Drought and other weather patterns can bring changes, and management practices stay flexible to flow with whatever mother nature dishes out. 

“It can be a moving target,” Britton said. “It doesn’t seem like any two years are exactly the same; we change what we need to change to deal with drought and markets. One thing we have definitely learned over the years is how to manage for drought.”  

While weather and markets may throw curveballs and bring variables, the goals at Blair ranch remain consistent: good grass and good cattle. 

“We try to breed cattle that can do it all: from calving ease to weaning weights, carcass traits to cattle that work in our environment,” Britton said. “We buy a lot of calves sired by our bulls, both steers and heifers, and we try to help our customers in any way we can, whether placing cattle, finding feed, or just putting people together. We are strong on conservation and holistic range management and we try to think outside the box to make things work.”  

Cutlines: 

Blairs breed for good uddered, functional cows that breed back and raise a good calf every year.
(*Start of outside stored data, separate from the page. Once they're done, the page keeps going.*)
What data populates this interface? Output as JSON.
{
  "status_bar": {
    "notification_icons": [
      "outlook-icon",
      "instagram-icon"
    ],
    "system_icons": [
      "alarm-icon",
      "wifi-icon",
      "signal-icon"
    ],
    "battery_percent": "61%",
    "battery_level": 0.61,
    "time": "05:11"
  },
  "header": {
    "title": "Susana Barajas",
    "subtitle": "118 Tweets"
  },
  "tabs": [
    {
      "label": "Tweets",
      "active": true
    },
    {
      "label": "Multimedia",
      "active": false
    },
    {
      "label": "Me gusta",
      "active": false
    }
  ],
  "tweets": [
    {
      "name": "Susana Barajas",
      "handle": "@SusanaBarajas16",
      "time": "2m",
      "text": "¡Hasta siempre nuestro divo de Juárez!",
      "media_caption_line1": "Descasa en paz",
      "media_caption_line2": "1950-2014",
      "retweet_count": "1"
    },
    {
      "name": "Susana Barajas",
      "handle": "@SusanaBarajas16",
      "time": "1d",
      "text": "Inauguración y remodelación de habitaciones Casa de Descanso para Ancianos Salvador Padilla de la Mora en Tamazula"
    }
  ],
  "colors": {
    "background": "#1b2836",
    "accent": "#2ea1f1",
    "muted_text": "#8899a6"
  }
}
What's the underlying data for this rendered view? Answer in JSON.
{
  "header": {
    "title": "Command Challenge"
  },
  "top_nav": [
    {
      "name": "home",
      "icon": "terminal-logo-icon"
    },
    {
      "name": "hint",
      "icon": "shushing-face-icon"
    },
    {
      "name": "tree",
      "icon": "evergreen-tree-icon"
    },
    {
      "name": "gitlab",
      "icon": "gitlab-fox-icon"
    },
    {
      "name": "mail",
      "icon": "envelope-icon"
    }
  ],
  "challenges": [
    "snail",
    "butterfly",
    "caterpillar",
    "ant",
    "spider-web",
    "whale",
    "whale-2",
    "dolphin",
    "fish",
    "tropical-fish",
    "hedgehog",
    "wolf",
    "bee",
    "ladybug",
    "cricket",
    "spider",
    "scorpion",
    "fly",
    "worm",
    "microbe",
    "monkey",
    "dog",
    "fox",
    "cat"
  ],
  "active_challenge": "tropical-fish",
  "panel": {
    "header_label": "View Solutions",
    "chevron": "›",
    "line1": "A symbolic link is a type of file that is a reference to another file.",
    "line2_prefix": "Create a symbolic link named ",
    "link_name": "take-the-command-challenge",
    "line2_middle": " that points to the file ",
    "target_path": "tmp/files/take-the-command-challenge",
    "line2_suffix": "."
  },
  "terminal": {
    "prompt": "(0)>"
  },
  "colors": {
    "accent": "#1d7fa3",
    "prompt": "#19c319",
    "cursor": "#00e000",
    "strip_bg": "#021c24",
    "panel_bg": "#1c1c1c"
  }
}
Docility is an important trait in their herd. “Even the cowboys don’t want wild cattle anymore,” Britton Blair said. 

Family members each find their strengths. Rich sells bulls and makes breeding decisions; Ed manages the day-to-day operations. The brothers work well together and bounce ideas off each other. Chad and Mary and their children keep things running smoothly at the Two Top ranch; Britton handles marketing of females and works with Ed to keep cattle fed and healthy at the home place.  

Conservation practices are key to operations at the Blair ranch. Everyone is passionate about making the land better. Rotational grazing over several decades has increased grass production, increased species diversity in the pastures and allowed Blairs to increase stocking rates. 

Blairs received the Leopold Conservation Award in 2020 for their holistic management practices. “The award gives us incentive to keep working at improving the land and grass,” Britton said.